South-Paul climbed that ladder to the rank of colonel. She also has taken on a variety of family medicine leadership roles, including president of the Society of Teachers of Family Medicine and the Uniformed Services AFP, as well as board member of the Association of Departments of Family Medicine. She has been a delegate and an alternate delegate to the AAFP Congress of Delegates, in addition to working on various Academy commissions, committees and more.
South-Paul didn't stay retired long. The University of Pittsburgh School of Medicine asked her -- repeatedly -- to come home.
She said no.
But there were letters, phone calls and outreach at national meetings. Eventually, she listened. South-Paul remembered all the challenges she had faced so many years before, but she also thought about the future.
"I realized I had an opportunity to make a difference, and that I wouldn't be in the same vulnerable position that I was in as a student there," she said.
When South-Paul returned to Pitt as family medicine chair in 2001, she was the school's first woman and first member of a racial/ethnic minority to serve as a permanent chair.
"I've worked hard," said South-Paul, who retired from that role at the end of January. "There's still more work to do."

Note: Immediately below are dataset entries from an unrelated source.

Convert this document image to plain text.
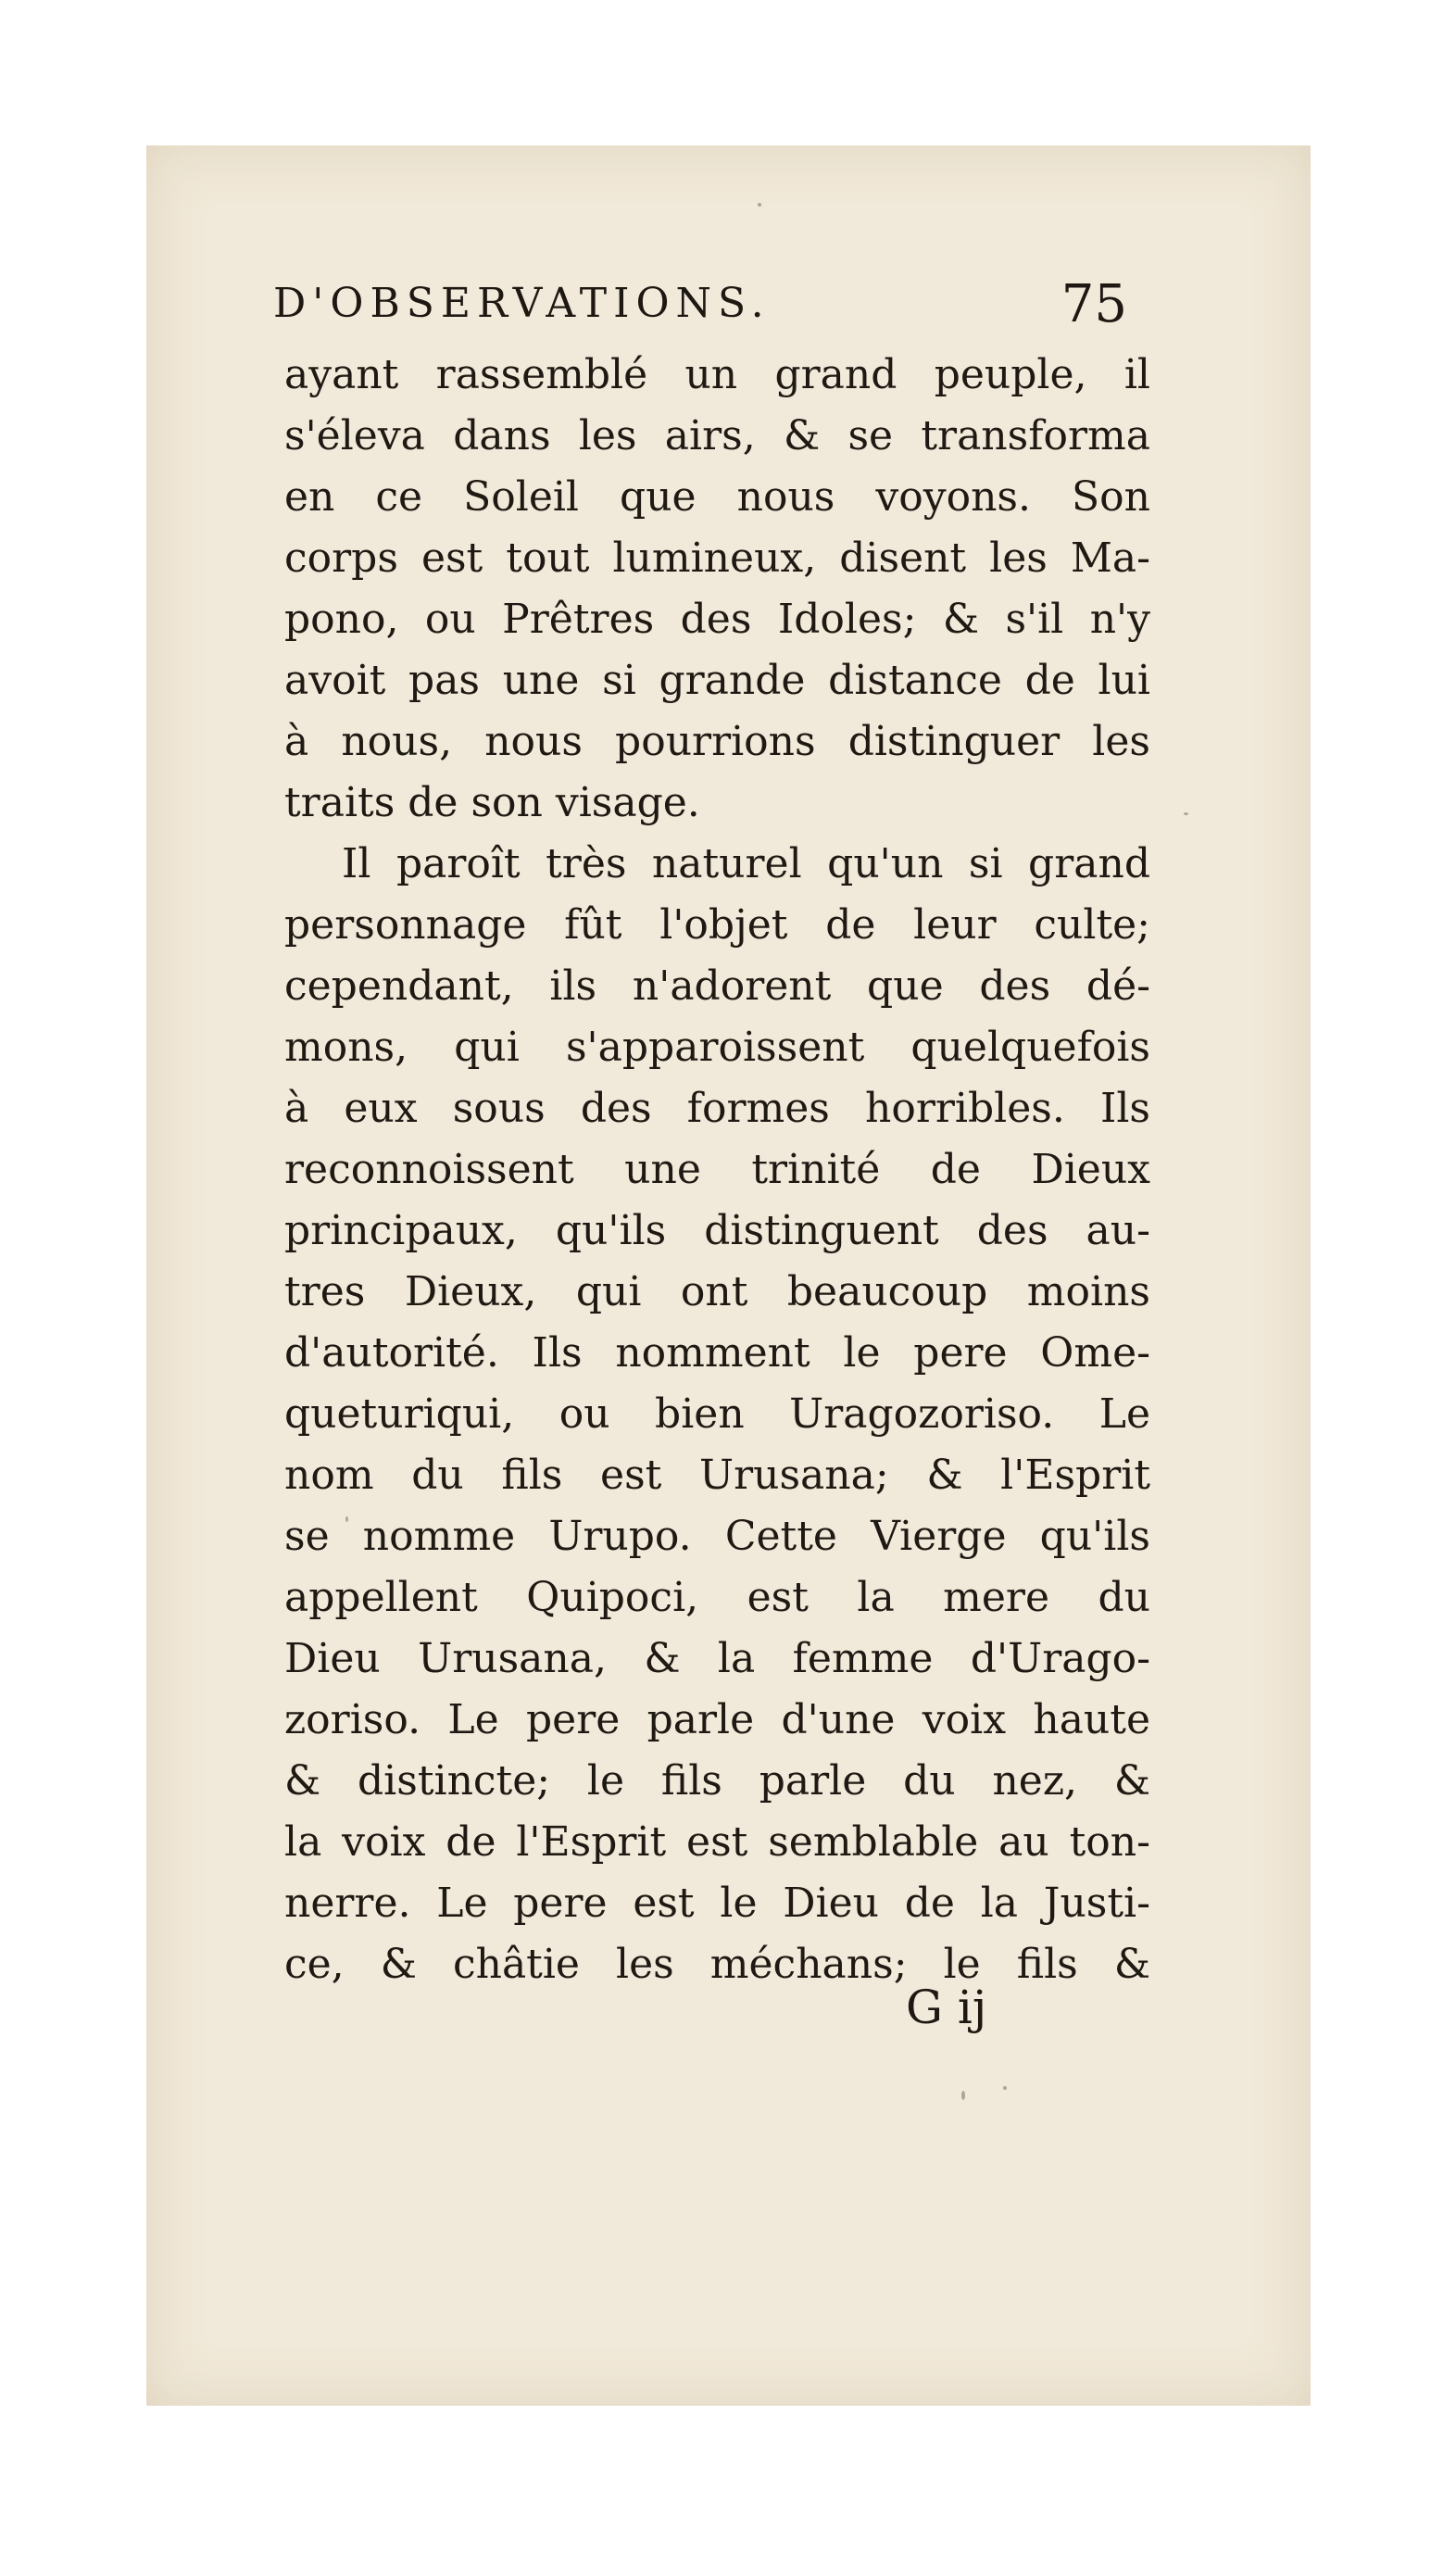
D'OBSERVATIONS.	75
ayant rassemblé un grand peuple, il
s'éleva dans les airs, & se transforma
en ce Soleil que nous voyons. Son
corps est tout lumineux, disent les Ma-
pono, ou Prêtres des Idoles; & s'il n'y
avoit pas une si grande distance de lui
à nous, nous pourrions distinguer les
traits de son visage.
Il paroît très naturel qu'un si grand
personnage fût l'objet de leur culte;
cependant, ils n'adorent que des dé-
mons, qui s'apparoissent quelquefois
à eux sous des formes horribles. Ils
reconnoissent une trinité de Dieux
principaux, qu'ils distinguent des au-
tres Dieux, qui ont beaucoup moins
d'autorité. Ils nomment le pere Ome-
queturiqui, ou bien Uragozoriso. Le
nom du fils est Urusana; & l'Esprit
se nomme Urupo. Cette Vierge qu'ils
appellent Quipoci, est la mere du
Dieu Urusana, & la femme d'Urago-
zoriso. Le pere parle d'une voix haute
& distincte; le fils parle du nez, &
la voix de l'Esprit est semblable au ton-
nerre. Le pere est le Dieu de la Justi-
ce, & châtie les méchans; le fils &
G ij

South-Paul and her husband have retired to suburban Washington, D.C., but she said she's not finished working. She plans to consult, speak and continue to serve on various boards and committees.
South-Paul practiced full-scope family medicine, including maternity care, until a few years ago. She said she's not ready to give up patient care completely and hopes to find a free clinic where she can practice.

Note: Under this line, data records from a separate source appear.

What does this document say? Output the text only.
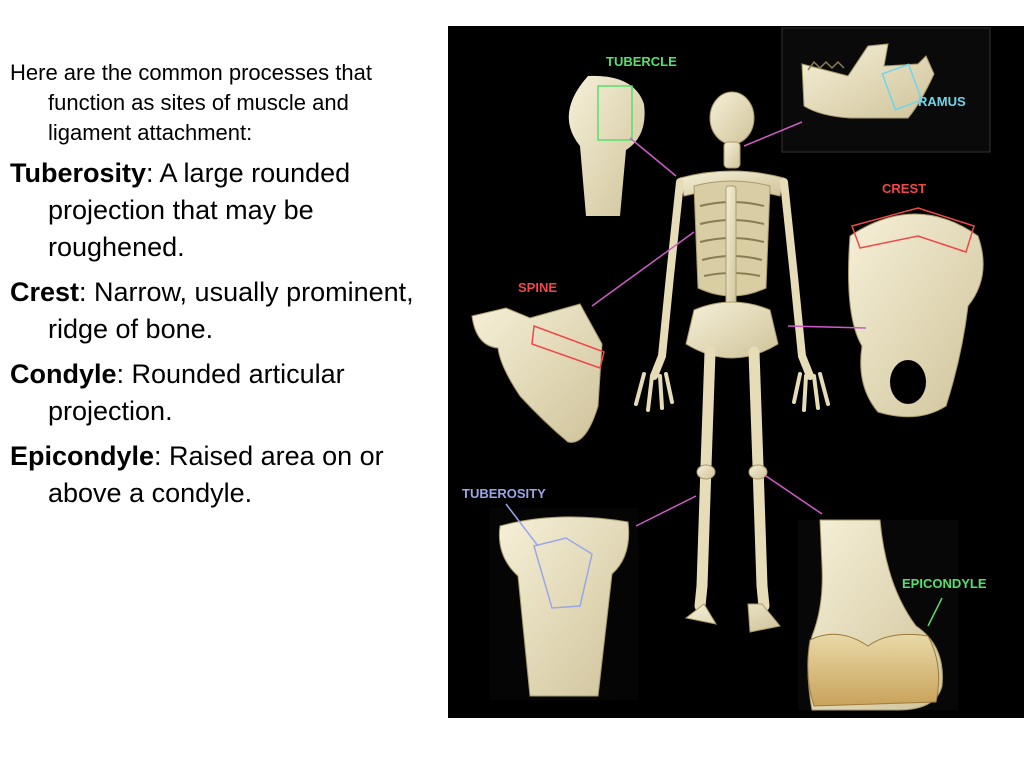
Here are the common processes that function as sites of muscle and ligament attachment:

Tuberosity: A large rounded projection that may be roughened.

Crest: Narrow, usually prominent, ridge of bone.

Condyle: Rounded articular projection.

Epicondyle: Raised area on or above a condyle.

TUBERCLE
RAMUS
CREST
SPINE
TUBEROSITY
EPICONDYLE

As a medical student, South-Paul once traveled through Alabama to a medical rotation. On a whim she stopped in Greensboro, looked in the phone book for that then-elderly general practitioner who had delivered her, called him and asked for a meeting. She spent 90 minutes in his home talking about family medicine and the joys of delivering babies.
"That's a treasure as a family physician to care for families, to take women through pregnancy, deliver them and care for the children," she said. "There's nothing like it."